Trois communautés ont convergé pour créer Internet : les militaires et ingénieurs employés par l’armée, les chercheurs universitaires avec notamment le réseau ARPANET qui reliait quatre universités américaines, et enfin les hackers hippies passionnés et libertaires. C’est l’alliance somme toute improbable de ces trois sphères qui a permis l’émergence du réseau connecté et de la souris d’ordinateur, créés par Doug Engelbart en 1968 puis du protocole TCP-IP, fixé définitivement en 1983. On retrouve bien cette ambivalence dans l’idéologie diffusée en 1985 lors du premier forum Internet baptisé The Well (The Whole Earth ‘Lectronic Link). Il regroupe les membres de la culture hippie des années 70. S’y développe l’idée que le monde virtuel serait un milieu idéal, égalitaire, plus solidaire que la vie réelle, où l’on peut réinventer entièrement les relations sociales. Dominique Cardon montre bien qu’il y a en réalité un fort décalage entre cette utopie et l’homogénéité socio-culturelle des participants du forum, majoritairement des hommes blancs californiens, cultivés. Ainsi, et cette idée est fondamentale pour la compréhension du monde numérique, le virtuel reste toujours « la prolongation numérique des rapports sociaux ordinaires », un reflet du réel malgré tout ce qu’on voudrait qu’il ne soit pas.
Gardons bien en tête ces idéologies diverses et parfois contradictoires qui ont bâti Internet : les pionniers voyaient ce dernier comme un outil d’émancipation individuelle, un mode d’empowerment accessible à tous, qui permet aux individus de faire changer les choses en se passant du pouvoir politique et en impulsant les changements par la base. L’échange et l’égalité sociale y sont valorisés grâce à l’anonymat, aux avatars, aux multiples identités virtuelles. Côté ingénieurs et chercheurs, c’est plutôt l’utopie d’un pouvoir « salvateur » du numérique sur la société qui reste prégnante dans le développement actuel de l’Intelligence Artificielle. Enfin, à l’idée première de liberté et de gratuité, viendra s’ajouter ensuite la liberté économique qui conduira, nous le verrons, aux GAFAM et à l’extrême marchandisation du numérique.

Le Web : bien commun ou produit marchand ?
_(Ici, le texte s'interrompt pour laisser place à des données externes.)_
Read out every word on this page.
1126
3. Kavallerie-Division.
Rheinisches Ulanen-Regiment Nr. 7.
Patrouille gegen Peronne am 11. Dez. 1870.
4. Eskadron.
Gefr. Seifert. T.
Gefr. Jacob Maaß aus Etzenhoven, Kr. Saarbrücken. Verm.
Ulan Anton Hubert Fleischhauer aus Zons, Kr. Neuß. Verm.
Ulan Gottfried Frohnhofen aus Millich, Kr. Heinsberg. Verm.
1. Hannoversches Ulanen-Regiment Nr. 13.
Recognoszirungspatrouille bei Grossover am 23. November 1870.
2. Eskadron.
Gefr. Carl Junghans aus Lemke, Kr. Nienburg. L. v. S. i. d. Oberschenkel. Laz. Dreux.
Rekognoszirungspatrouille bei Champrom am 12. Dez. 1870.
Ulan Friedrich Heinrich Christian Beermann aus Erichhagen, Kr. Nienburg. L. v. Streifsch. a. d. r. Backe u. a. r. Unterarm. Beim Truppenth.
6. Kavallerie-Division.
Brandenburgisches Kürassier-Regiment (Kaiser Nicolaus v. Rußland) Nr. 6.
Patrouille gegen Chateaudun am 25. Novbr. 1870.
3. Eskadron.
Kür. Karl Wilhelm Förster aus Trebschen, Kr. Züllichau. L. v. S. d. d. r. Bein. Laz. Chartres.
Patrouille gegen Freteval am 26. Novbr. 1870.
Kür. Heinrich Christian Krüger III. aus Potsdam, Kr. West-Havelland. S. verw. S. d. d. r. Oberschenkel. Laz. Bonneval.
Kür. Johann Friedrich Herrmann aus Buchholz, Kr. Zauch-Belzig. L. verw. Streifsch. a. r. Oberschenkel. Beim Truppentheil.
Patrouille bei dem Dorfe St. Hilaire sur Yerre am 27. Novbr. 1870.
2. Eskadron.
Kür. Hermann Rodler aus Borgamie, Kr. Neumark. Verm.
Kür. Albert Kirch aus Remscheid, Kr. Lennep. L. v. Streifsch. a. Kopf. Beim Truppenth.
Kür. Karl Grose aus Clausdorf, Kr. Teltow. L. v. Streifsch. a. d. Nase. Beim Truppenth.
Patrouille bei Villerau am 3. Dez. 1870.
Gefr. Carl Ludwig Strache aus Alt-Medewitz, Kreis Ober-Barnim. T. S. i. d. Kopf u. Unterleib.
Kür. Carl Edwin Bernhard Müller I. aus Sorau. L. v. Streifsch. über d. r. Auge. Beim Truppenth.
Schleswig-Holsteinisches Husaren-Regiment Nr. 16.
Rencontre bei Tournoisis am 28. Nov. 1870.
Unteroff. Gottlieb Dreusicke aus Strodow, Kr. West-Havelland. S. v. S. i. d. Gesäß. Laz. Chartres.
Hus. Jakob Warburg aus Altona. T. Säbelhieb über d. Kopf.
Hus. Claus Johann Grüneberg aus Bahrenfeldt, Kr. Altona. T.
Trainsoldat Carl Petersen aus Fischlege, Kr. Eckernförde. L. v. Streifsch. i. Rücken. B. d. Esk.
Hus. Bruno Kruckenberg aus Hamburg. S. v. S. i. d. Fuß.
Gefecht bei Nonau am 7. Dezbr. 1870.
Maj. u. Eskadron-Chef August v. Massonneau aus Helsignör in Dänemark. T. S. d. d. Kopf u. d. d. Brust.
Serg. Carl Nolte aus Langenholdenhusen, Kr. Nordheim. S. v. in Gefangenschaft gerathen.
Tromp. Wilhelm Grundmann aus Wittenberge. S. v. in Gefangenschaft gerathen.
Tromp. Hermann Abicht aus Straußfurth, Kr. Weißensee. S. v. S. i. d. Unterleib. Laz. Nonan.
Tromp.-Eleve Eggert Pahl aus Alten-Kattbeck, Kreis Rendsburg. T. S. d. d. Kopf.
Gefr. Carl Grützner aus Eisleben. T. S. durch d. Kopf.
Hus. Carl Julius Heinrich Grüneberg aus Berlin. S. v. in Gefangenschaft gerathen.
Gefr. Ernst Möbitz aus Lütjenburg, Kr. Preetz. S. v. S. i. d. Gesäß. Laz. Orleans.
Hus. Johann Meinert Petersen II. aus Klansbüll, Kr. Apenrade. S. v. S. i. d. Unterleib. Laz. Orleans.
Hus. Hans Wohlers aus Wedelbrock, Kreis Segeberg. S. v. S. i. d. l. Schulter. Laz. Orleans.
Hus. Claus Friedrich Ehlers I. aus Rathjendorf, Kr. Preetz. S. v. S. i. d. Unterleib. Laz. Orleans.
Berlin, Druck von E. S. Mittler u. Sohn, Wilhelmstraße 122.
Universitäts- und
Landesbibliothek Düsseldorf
L’invention du Web, « toile » en anglais, en 1996, marque la fin de la période des pionniers d’Internet. Le changement fondamental qui accompagne l’apparition du Web est celui du lien hypertexte, ce « réseau de liens qui créent des routes entre les pages des différents sites » (p. 78). C’est une nouvelle manière de classer les informations qui se fait jour et qui remet en cause l’ordre documentaire tel qu’il était défini jusqu’ici. Plus de classement alphabétique comme dans un dictionnaire. Avec les liens hypertextes, c’est l’auteur du site qui décide de relier son contenu à celui d’autres sites : « ce sont les documents eux-mêmes – donc ceux qui les écrivent – qui décident de leur classement » (p. 79). Cette manière d’ordonner les connaissances en laissant totale liberté aux concepteurs des sites montre l’héritage de l’esprit libertaire d’Internet sur le Web. Tim Berners-Lee pose le principe du lien hypertexte au CERN en 1989-90, en ayant l’idée de relier les pages créées les unes avec les autres grâce à des adresses URL.
On retrouve ici l’utopie de la bibliothèque universelle qui sous-tend le projet du Mundaneum de Paul Otlet et Henri La Fontaine à Bruxelles. Pour rappel, les documents y étaient organisés par rapport à leur contenu, à l’aide de fiches dépouillées regroupées par thème dans des tiroirs, classées en CDU, classification créée pour l’occasion. Des trous dans les fiches perforées permettaient à des tiges de récolter dans un même geste les fiches des livres traitant du même sujet. Dominique Cardon voit là l’ancêtre du lien hypertexte, une manière de relier par association d’idées des contenus différents. De même, la Mondothèque était une machine connectée, qui visait à relier les savoirs, une sorte d’anticipation du Web au début du XXe siècle.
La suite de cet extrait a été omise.